The gut bacterium Escherichia coli has, for a variety of reasons, become a model organism for studying many of life's essential processes. Due to its rapid growth rate, simple nutritional requirements, well established genetics and completed genomes sequence, more is now known about E. coli than any other living organism.
The preferred source of nitrogen for E. coli, as for many bacteria, is ammonium from which the primary nitrogen donor molecules glutamate and glutamine are synthesised. The movement of ammonium into the cell across the cytoplasmic membrane is consequently a key process in nitrogen metabolism and this is achieved by the ammonium transport (Amt) proteins. Amt proteins are found in virtually all living organisms and in the lab of Dr. Mike Merrick the E. coli AmtB protein has been developed as a model system to gain insight into this fundamental biological process.

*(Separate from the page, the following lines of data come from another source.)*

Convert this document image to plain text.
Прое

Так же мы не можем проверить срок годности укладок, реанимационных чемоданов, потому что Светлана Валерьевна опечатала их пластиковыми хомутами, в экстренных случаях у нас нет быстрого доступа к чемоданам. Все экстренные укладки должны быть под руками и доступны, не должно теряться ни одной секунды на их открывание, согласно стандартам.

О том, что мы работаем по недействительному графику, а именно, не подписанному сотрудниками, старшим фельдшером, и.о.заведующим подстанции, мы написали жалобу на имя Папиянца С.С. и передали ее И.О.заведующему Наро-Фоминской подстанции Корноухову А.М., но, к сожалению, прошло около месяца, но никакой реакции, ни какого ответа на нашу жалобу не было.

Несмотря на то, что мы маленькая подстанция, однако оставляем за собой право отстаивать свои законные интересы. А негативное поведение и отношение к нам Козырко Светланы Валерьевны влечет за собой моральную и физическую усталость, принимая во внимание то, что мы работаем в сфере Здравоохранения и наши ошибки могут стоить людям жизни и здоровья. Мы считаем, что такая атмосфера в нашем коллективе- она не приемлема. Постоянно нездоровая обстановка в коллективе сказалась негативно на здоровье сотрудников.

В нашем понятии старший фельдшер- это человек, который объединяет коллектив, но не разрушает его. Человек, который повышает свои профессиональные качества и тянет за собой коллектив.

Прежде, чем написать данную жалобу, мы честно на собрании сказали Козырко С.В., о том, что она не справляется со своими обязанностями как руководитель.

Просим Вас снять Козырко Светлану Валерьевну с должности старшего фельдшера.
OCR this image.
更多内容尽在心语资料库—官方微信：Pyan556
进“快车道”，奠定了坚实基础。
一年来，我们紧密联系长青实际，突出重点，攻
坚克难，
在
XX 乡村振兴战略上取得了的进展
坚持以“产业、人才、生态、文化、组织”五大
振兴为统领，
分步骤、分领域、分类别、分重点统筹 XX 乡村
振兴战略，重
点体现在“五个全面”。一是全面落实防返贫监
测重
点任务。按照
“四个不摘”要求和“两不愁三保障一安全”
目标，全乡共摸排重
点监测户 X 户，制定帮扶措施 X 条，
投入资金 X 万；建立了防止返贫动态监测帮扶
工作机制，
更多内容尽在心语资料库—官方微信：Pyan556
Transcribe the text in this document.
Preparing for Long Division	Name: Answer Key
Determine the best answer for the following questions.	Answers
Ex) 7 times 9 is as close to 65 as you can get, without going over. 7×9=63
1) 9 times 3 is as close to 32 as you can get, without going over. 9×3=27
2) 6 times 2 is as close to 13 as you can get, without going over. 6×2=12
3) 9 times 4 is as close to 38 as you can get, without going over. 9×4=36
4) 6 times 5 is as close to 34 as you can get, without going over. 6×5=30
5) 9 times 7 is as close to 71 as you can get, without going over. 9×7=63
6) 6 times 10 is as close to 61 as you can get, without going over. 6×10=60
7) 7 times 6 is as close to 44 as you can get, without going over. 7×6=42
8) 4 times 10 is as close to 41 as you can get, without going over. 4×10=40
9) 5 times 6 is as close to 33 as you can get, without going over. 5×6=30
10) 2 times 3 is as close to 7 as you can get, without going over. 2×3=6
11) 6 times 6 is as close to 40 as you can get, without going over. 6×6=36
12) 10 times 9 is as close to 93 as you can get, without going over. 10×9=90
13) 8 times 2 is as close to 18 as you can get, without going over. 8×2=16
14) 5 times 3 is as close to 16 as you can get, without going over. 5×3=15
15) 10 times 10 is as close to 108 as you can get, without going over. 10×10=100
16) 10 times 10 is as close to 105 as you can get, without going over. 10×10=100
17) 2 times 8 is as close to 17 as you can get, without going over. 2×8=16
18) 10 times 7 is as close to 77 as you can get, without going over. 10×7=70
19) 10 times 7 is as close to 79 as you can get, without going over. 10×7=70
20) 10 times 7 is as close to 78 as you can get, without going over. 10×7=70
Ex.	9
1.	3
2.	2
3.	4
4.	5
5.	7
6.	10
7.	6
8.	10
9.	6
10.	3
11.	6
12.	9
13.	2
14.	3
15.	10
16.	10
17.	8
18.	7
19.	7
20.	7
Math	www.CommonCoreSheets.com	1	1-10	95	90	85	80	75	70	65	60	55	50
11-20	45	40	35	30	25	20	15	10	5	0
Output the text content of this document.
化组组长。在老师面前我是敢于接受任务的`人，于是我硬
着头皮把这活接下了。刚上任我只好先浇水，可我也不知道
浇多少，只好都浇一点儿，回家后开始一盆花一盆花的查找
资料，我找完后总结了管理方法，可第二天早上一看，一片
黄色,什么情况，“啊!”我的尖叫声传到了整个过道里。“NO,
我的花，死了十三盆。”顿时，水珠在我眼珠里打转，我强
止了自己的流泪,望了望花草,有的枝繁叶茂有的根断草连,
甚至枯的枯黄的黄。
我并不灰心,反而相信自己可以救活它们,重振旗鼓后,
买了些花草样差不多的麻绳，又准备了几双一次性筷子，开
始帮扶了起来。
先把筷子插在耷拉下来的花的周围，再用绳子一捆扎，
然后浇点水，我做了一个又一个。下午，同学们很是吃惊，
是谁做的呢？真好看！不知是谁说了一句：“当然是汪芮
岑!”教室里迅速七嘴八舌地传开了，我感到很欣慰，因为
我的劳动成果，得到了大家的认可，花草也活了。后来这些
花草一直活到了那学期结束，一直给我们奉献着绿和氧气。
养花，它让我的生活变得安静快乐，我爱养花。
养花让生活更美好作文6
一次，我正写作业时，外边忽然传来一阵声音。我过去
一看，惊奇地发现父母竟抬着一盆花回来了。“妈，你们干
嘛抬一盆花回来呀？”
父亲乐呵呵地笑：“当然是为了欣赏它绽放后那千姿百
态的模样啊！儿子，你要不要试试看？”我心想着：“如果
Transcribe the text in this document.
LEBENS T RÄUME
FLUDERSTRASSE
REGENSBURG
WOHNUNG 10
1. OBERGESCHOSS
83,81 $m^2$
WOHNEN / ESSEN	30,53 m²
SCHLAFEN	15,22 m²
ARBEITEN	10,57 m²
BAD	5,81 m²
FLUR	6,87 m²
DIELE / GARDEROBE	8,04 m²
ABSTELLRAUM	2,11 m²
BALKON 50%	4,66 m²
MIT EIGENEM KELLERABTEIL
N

E.coli is the model organism of choice for investigations of many fundamental biological processes and another such example is in the study of DNA topoisomerases. These are a vitally important class of proteins involved in the control of the topological state of DNA and their major biological functions are in DNA replication, recombination and the control of gene expression. One of the best characterised DNA topoisomerases is DNA gyrase from E. coli which is studied by Prof. Tony Maxwell. E. coli is also being used to investigate genome stability by Dr. Richard Bowater. The role of long triplet repeats in DNA stability is being investigated along with the biochemical mechanisms which generate these instabilities.